Personal information
- Date of birth: 17 April 1991 (age 35)
- Place of birth: Bamako, Mali
- Height: 1.77 m (5 ft 10 in)
- Position: Left back

Youth career
- AS Kanu

Senior career*
- Years: Team / Apps / (Gls)
- 2008–2009: Stade Malien / ? / (?)
- 2009–2012: Châteauroux B / 19 / (0)
- 2010–2012: Châteauroux / 5 / (0)
- 2012: → Cherbourg (loan) / 11 / (0)
- 2012–2014: Lens B / 35 / (0)
- 2014–2015: Lens / 7 / (0)

International career
- 2011: Mali U20 / 6 / (0)
- 2014: Mali / 1 / (1)

= Boubacar Sylla =

Malian footballer

Boubacar Sylla (born 17 April 1991) is a Malian former professional footballer who played as a left-back.

== Career ==
Sylla started his career in his home city of Bamako with Stade Malien during the 2008–09 season.

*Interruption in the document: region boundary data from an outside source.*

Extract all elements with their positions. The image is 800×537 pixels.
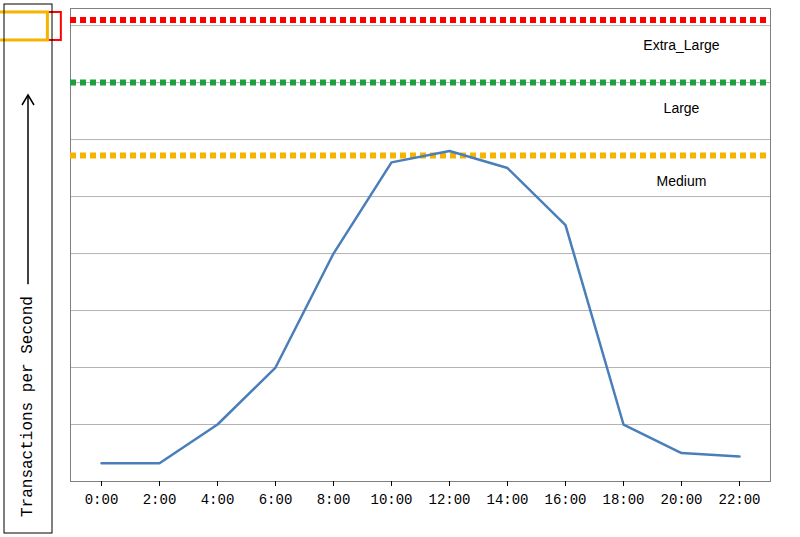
svg-text:10:00: 10:00 — [370, 492, 412, 508]
svg-text:Extra_Large: Extra_Large — [643, 37, 719, 53]
svg-text:22:00: 22:00 — [718, 492, 760, 508]
svg-text:6:00: 6:00 — [259, 492, 293, 508]
svg-text:4:00: 4:00 — [201, 492, 235, 508]
svg-text:8:00: 8:00 — [317, 492, 351, 508]
svg-text:Transactions per Second: Transactions per Second — [19, 296, 37, 517]
svg-text:18:00: 18:00 — [602, 492, 644, 508]
svg-text:14:00: 14:00 — [486, 492, 528, 508]
svg-text:16:00: 16:00 — [544, 492, 586, 508]
svg-text:2:00: 2:00 — [143, 492, 177, 508]
svg-text:Medium: Medium — [657, 173, 707, 189]
svg-text:0:00: 0:00 — [85, 492, 119, 508]
svg-text:20:00: 20:00 — [660, 492, 702, 508]
svg-text:Large: Large — [664, 100, 700, 116]
svg-text:12:00: 12:00 — [428, 492, 470, 508]
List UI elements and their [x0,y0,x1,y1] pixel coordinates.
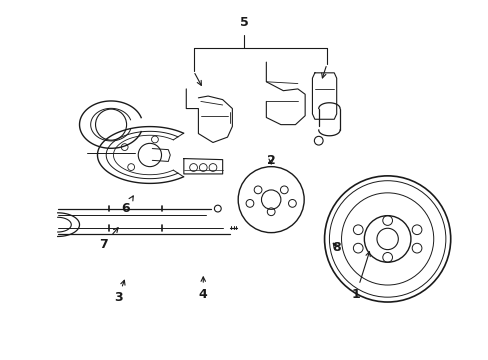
Text: 3: 3 [114,280,125,305]
Text: 1: 1 [351,252,369,301]
Text: 6: 6 [121,196,133,215]
Text: 7: 7 [99,228,118,251]
Text: 4: 4 [199,277,207,301]
Text: 8: 8 [332,241,340,255]
Text: 2: 2 [266,154,275,167]
Text: 5: 5 [240,16,248,29]
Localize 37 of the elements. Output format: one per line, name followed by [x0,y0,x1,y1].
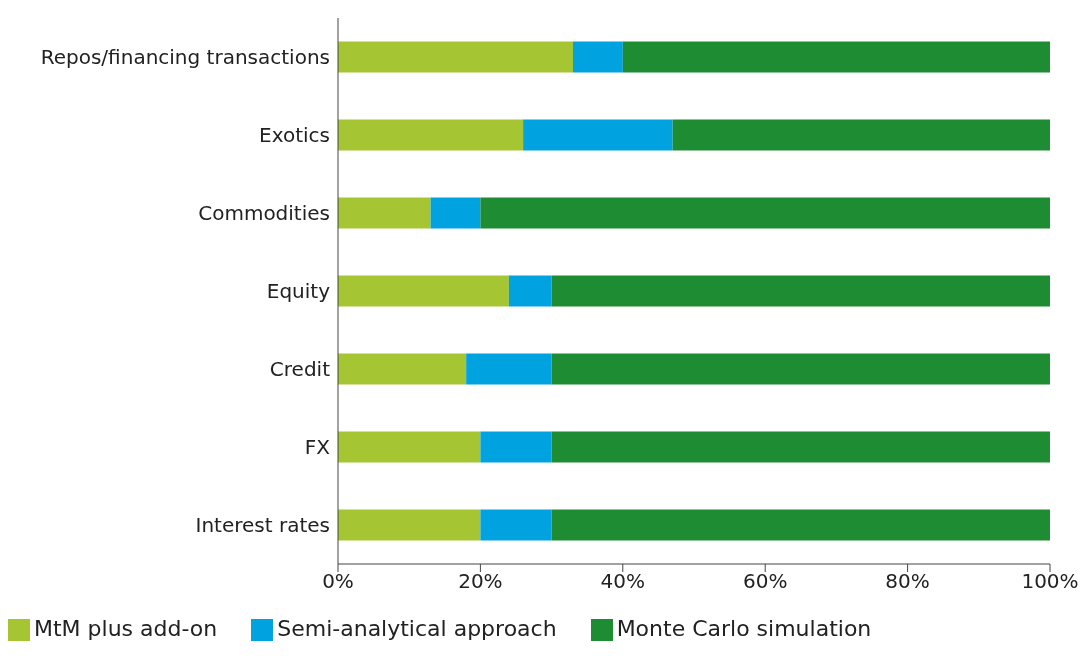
y-tick-label: Interest rates [195,513,330,538]
bar [338,197,431,229]
y-tick-label: Exotics [259,123,330,148]
y-tick-label: Credit [269,357,331,382]
bar [466,353,552,385]
x-tick-label: 20% [458,569,503,594]
bar [523,119,673,151]
x-tick-label: 0% [322,569,354,594]
legend-label: Monte Carlo simulation [616,616,872,641]
y-tick-label: Repos/financing transactions [40,45,330,70]
bar [572,41,623,73]
bar [338,509,481,541]
bar [551,353,1050,385]
legend-label: MtM plus add-on [34,616,218,641]
y-tick-label: Equity [266,279,331,304]
bar [551,275,1050,307]
bar [551,509,1050,541]
y-tick-label: FX [304,435,331,460]
x-tick-label: 60% [742,569,788,594]
bar [338,431,481,463]
bar [551,431,1050,463]
bar [480,509,552,541]
bar [508,275,552,307]
bar [430,197,481,229]
x-tick-label: 80% [885,569,930,594]
bar [672,119,1050,151]
bar [338,41,573,73]
bar [480,431,552,463]
bar [338,119,524,151]
bar [622,41,1050,73]
legend-label: Semi-analytical approach [277,616,557,641]
x-tick-label: 40% [600,569,646,594]
y-tick-label: Commodities [198,201,330,226]
bar [338,353,467,385]
bar [480,197,1050,229]
x-tick-label: 100% [1021,569,1079,594]
bar [338,275,509,307]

He joined French Ligue 2 side Châteauroux in the summer of 2009, but mostly featured in the reserve side during his first two seasons at the club. He made his professional debut in the 1–0 win against Sedan on 20 May 2011, and kept his place in the team for the following match away at Istres. He went on to make three further first-team appearances during the first half of the 2011–12 season.

On 30 January 2012, it was announced that Sylla had joined Championnat National side Cherbourg on a six-month loan deal, along with Jonathan Kodjia of Reims. Sylla indicated that he hoped to gain from the experience of playing at a lower level.

In September 2012 Sylla joined to the reserve team of Lens. During the 2012–13 CFA season he played in twelve games for RC Lens B. On 10 October 2013, Sylla signed a professional two-year contract with Lens.